#6 Ulrike Mair – Theorie UND Praxis sowie männliche Pädagogen für die unter 10-Jährigen

Um etwas zu verstehen und einen Sachverhalt im Leben von mehreren Seiten gut beleuchten zu können, sollte man grundsätzlich möglichst immer beides trainieren: Praxis und Theorie. So legt man die Basis für eine ausgezeichnete und flexible Leistungsfähigkeit des Gehirnes. Was uns wiederum ermöglicht, ein gutes, für uns passendes Lebensmodell zu entwerfen.

 

Das ist eine der großen Fragen der Zukunft: Wo und wie wird die Situation am Arbeitsmarkt aussehen? Welche Berufsmöglichkeiten wird es geben? Gleichzeitig ist es wichtig, genug Zeit und Geld für die Familie zu haben. Bildung und Wissenschaft sind keine rein universitäre Angelegenheit mehr. Wissensdurst kann immer gestillt werden – unabhängig von der Berufs- und Schullaufbahn. Es liegt primär an den Pädagogen, feinfühlig herauszufiltern, was im individuellen Fall und/oder gruppendynamisch notwendig ist, um die persönliche Entwicklung dahingehend zu ermöglichen: Selbstverantwortlicher Gestalter des eigenen Lebens zu werden.
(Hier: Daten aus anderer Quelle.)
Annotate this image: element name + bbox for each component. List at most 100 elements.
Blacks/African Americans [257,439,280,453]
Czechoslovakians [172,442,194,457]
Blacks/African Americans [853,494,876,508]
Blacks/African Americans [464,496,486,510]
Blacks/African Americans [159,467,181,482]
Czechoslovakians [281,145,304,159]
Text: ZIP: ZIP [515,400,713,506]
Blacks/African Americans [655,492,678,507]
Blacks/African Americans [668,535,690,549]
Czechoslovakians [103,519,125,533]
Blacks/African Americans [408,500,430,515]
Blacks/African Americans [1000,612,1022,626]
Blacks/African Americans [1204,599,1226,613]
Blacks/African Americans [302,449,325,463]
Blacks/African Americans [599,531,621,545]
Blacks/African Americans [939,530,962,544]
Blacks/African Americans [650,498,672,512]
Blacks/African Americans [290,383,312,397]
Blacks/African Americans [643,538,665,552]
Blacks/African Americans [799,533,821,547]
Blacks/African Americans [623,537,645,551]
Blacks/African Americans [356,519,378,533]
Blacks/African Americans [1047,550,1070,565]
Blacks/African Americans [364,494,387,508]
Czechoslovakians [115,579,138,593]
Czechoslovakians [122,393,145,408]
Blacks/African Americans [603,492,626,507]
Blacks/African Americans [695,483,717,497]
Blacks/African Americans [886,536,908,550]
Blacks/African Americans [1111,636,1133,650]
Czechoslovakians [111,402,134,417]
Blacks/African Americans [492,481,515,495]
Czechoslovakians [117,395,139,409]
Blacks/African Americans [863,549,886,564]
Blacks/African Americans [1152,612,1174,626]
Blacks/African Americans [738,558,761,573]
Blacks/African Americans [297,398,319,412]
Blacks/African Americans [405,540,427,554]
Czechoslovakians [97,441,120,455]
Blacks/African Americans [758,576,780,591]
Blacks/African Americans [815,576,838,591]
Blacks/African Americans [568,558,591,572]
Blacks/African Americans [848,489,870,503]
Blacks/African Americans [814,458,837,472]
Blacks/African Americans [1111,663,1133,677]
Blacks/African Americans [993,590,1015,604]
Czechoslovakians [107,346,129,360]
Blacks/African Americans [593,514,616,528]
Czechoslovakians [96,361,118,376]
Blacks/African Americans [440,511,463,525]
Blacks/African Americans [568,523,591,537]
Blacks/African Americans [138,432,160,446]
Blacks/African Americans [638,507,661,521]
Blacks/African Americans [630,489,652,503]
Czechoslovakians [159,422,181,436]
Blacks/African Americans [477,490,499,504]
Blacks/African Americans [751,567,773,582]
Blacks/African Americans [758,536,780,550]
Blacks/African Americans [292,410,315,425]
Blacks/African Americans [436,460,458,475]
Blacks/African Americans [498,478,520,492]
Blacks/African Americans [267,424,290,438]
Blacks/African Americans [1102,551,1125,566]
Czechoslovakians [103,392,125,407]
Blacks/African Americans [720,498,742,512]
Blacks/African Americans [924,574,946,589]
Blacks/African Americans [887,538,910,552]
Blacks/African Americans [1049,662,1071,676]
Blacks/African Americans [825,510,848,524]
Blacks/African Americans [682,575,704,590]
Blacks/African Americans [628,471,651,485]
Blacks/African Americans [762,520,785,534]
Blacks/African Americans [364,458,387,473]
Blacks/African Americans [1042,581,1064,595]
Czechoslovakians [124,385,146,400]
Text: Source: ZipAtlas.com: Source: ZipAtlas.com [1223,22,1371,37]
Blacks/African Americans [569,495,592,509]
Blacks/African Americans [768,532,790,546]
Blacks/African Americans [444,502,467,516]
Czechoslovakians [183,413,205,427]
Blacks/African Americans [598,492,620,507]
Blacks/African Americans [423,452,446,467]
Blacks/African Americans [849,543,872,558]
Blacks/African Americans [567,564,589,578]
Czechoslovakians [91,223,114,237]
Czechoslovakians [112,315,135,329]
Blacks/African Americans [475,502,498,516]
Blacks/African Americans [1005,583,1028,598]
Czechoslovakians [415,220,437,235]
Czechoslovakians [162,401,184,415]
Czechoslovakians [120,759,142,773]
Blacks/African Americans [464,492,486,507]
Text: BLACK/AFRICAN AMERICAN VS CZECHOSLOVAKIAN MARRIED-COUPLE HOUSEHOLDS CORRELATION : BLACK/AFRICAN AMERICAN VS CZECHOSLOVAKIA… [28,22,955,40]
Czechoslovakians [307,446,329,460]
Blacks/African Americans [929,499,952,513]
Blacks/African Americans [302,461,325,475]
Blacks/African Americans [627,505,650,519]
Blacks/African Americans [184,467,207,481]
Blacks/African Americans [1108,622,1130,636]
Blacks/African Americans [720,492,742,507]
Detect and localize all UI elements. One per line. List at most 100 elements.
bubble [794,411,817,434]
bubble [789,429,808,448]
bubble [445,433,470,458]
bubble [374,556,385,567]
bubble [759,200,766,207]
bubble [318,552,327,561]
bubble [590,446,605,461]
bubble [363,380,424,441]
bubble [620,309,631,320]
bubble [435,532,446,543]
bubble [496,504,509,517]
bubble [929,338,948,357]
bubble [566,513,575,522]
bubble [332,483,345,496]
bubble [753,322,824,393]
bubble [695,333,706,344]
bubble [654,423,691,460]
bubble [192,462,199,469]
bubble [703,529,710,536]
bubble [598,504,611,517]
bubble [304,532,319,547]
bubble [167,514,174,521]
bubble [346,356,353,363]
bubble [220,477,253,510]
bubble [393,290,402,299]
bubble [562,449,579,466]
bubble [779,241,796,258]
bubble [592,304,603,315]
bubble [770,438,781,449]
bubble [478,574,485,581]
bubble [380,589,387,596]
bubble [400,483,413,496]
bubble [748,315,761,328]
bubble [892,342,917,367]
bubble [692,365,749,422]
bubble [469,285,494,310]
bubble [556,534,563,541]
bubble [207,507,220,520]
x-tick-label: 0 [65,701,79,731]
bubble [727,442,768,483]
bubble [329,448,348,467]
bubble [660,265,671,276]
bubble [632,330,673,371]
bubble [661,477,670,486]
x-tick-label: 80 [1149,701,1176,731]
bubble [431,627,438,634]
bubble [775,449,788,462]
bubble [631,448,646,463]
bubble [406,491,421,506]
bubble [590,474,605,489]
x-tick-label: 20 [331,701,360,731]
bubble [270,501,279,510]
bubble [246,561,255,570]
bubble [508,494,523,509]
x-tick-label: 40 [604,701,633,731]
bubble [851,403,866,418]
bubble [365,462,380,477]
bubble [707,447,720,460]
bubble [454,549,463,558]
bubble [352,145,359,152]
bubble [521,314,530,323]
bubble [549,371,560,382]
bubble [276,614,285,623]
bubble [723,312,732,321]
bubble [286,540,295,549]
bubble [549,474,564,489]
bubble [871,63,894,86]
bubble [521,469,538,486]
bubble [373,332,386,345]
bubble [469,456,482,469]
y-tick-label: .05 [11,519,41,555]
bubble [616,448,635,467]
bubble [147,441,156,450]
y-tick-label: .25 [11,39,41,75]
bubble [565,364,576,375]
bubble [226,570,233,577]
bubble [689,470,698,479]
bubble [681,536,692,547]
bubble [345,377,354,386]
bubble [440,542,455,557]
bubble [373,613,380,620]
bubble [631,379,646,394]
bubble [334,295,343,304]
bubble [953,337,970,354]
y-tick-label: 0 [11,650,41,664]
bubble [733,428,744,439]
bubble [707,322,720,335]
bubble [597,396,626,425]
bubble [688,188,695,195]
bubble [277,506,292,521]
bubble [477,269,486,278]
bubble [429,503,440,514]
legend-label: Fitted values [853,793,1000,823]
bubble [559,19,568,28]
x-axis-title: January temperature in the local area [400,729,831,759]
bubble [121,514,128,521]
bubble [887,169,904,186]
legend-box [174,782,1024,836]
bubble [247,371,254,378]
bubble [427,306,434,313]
Als Pädagogin braucht man Erfahrung und wirklich ein gutes Gespür. Abschließend möchte ich noch sagen, dass eine Maßnahme, die uns im Sektor Bildung und Ausbildung wirklich grundlegend weiterbringen würde, der längst überfällige adäquate Anteil an männlichen Pädagogen für die unter 10-Jährigen wäre. Jungs haben genauso ein Recht auf männliche pädagogische/psychosoziale Begleitung und männliche Ansprechpersonen im (Bildungs-)System!